Distrust of the British Government Grows
Everyone did not fully support this new form of currency. The opposition was led by the Court Party, or aristocratic loyalists who sat primarily on the Governor’s Council. In 1741, the members of the Court Party used their status to pressure Parliament to outlaw the Land Bank, and the currency it produced. Those that had manufactured the currency, such as Deacon Adams, were now responsible for all of the paper money that was now circulating throughout Massachusetts Bay Colony. All of the farmers that borrowed the currency were now owed silver and gold, and this would come out of the pocket of Deacon Adams. This sent his family spiraling into bankruptcy, and even after Deacon Adams passed away, Samuel Adams would have to defend his estate from the members of the Court Party who wished to seize his land as payment for the debts Deacon Adams owed the government.

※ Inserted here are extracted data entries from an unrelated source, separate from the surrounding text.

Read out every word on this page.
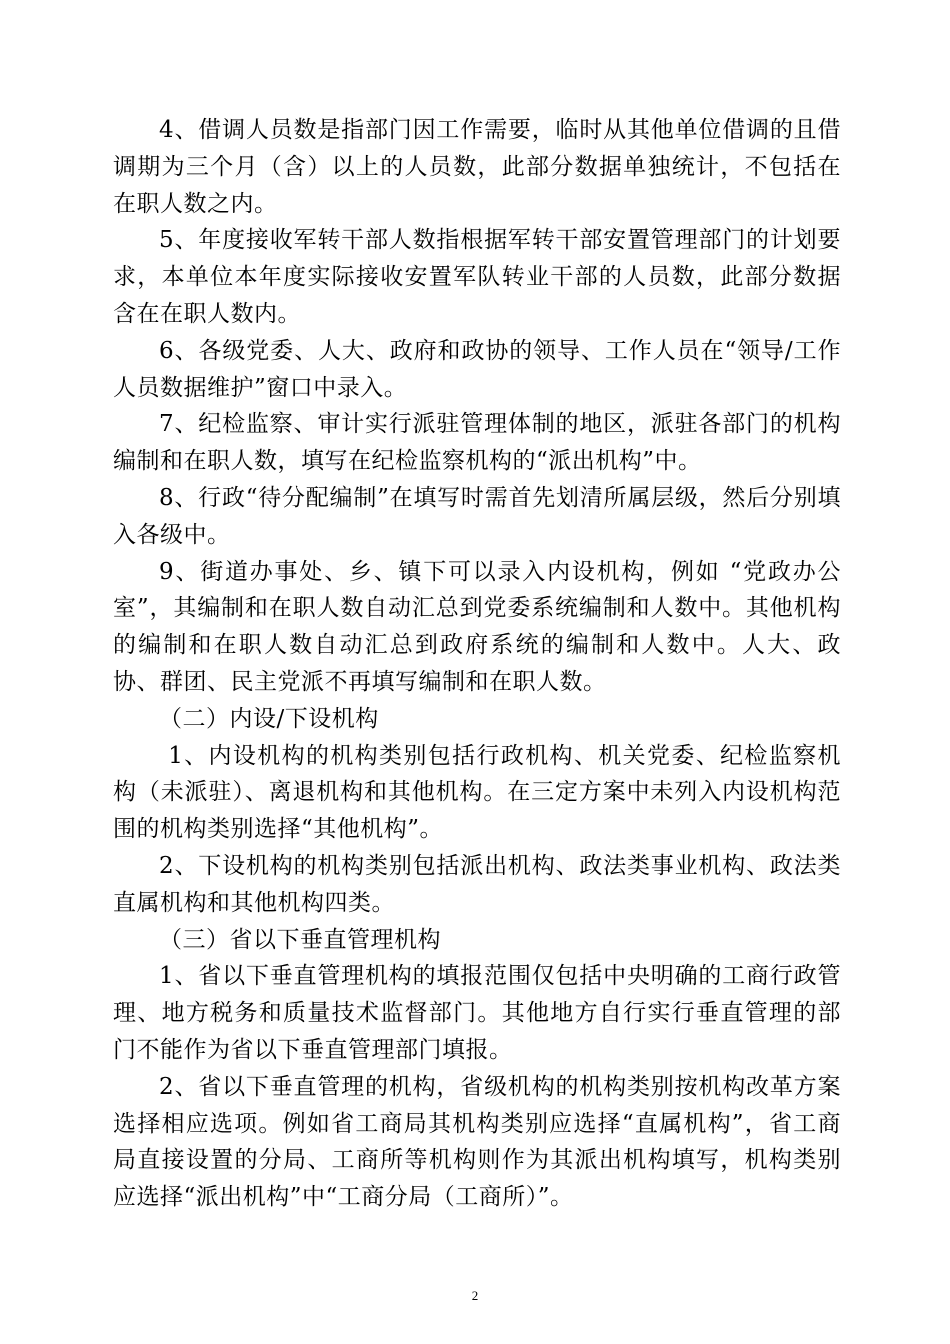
4、借调人员数是指部门因工作需要，临时从其他单位借调的且借调期为三个月（含）以上的人员数，此部分数据单独统计，不包括在在职人数之内。

5、年度接收军转干部人数指根据军转干部安置管理部门的计划要求，本单位本年度实际接收安置军队转业干部的人员数，此部分数据含在在职人数内。

6、各级党委、人大、政府和政协的领导、工作人员在“领导/工作人员数据维护”窗口中录入。

7、纪检监察、审计实行派驻管理体制的地区，派驻各部门的机构编制和在职人数，填写在纪检监察机构的“派出机构”中。

8、行政“待分配编制”在填写时需首先划清所属层级，然后分别填入各级中。

9、街道办事处、乡、镇下可以录入内设机构，例如 “党政办公室”，其编制和在职人数自动汇总到党委系统编制和人数中。其他机构的编制和在职人数自动汇总到政府系统的编制和人数中。人大、政协、群团、民主党派不再填写编制和在职人数。

（二）内设/下设机构

1、内设机构的机构类别包括行政机构、机关党委、纪检监察机构（未派驻）、离退机构和其他机构。在三定方案中未列入内设机构范围的机构类别选择“其他机构”。

2、下设机构的机构类别包括派出机构、政法类事业机构、政法类直属机构和其他机构四类。

（三）省以下垂直管理机构

1、省以下垂直管理机构的填报范围仅包括中央明确的工商行政管理、地方税务和质量技术监督部门。其他地方自行实行垂直管理的部门不能作为省以下垂直管理部门填报。

2、省以下垂直管理的机构，省级机构的机构类别按机构改革方案选择相应选项。例如省工商局其机构类别应选择“直属机构”，省工商局直接设置的分局、工商所等机构则作为其派出机构填写，机构类别应选择“派出机构”中“工商分局（工商所）”。

2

This debacle surrounding the land bank left a strong impression on Samuel Adams. This left him with a strong distrust of government. He viewed this decision by Parliament as an exercise of arbitrary power. Naturally he gravitated toward the Popular Party, which was led by James Otis Jr., a fiery orator who had personal grievances against many of the members of the aristocratic Court Party. Otis guided Adams in his young political career, and helped him develop the rhetoric, and methods of political resistance, which would be influential in the rise of the Sons of Liberty. By 1765, Samuel Adams was ready to take the lead.
The Loyal Nine
In 1765, the first direct tax was imposed on the colonies by way of the Stamp Act. Samuel Adams saw this as yet another example of arbitrary authority exercised by the British Parliament. The colonies had not been consulted on issues of taxation, and moreover, they had no representatives in Parliament to defend them. Samuel Adams and the Loyal Nine led the resistance through popular protests which culminated in the Stamp Act Riots of August 1765. These riots resonated with Parliament, but they continued to pass Acts of taxation without consulting the colonies.
British Regulars Land at Long Wharf
In 1767, the Townshend Acts were passed which taxed items such as lead, glass, paint, and tea. In response to the Townshend Acts, in February of 1768, Samuel Adams drafted the Massachusetts Circular Letter which advocated for a return to “salutary neglect” which had been enjoyed by the colonies prior to the revoking of the Massachusetts Charter in 1688. The Stamp Act Riots and the Massachusetts Circular Letter left a strong impression on Parliament, and after the riots that ensued as a result of the Liberty Affair in 1768, they were now convinced that soldiers had to be sent to Boston. On October 1, 1768, nearly two thousand British regulars landed at Long Wharf, paraded around town, and finally camped out on Boston Common.
Samuel Adams & the Sons of Liberty
Samuel Adams was agitated by the presence of regular soldiers in the town. He and the leading Sons of Liberty publicized accounts of the soldiers’ brutality toward the citizenry of Boston. On February 22, 1770 a dispute over non-importation boiled over into a riot. Ebenezer Richardson, a customs informer was under attack. He fired a warning shot into the crowd that had gathered outside of his home, and accidentally killed a young boy by the name of Christopher Sneider. Only a few weeks later, on March 5, 1770, a couple of brawls between rope makers on Gray’s ropewalk and a soldier looking for work, and a scuffle between an officer and a whig-maker’s apprentice, resulted in the Boston Massacre. In the years that followed, Adams did everything he could to keep the memory of the five Bostonians who were slain on King Street, and of the young boy, Christopher Sneider alive. He led an elaborate funeral procession to memorialize Sneider and the victims of the Boston Massacre. The memorials orchestrated by Samuel Adams, Dr. Joseph Warren, and Paul Revere reminded Bostonians of the unbridled authority which Parliament had exercised in the colonies. But more importantly, it kept the protest movement active at a time when Boston citizens were losing interest.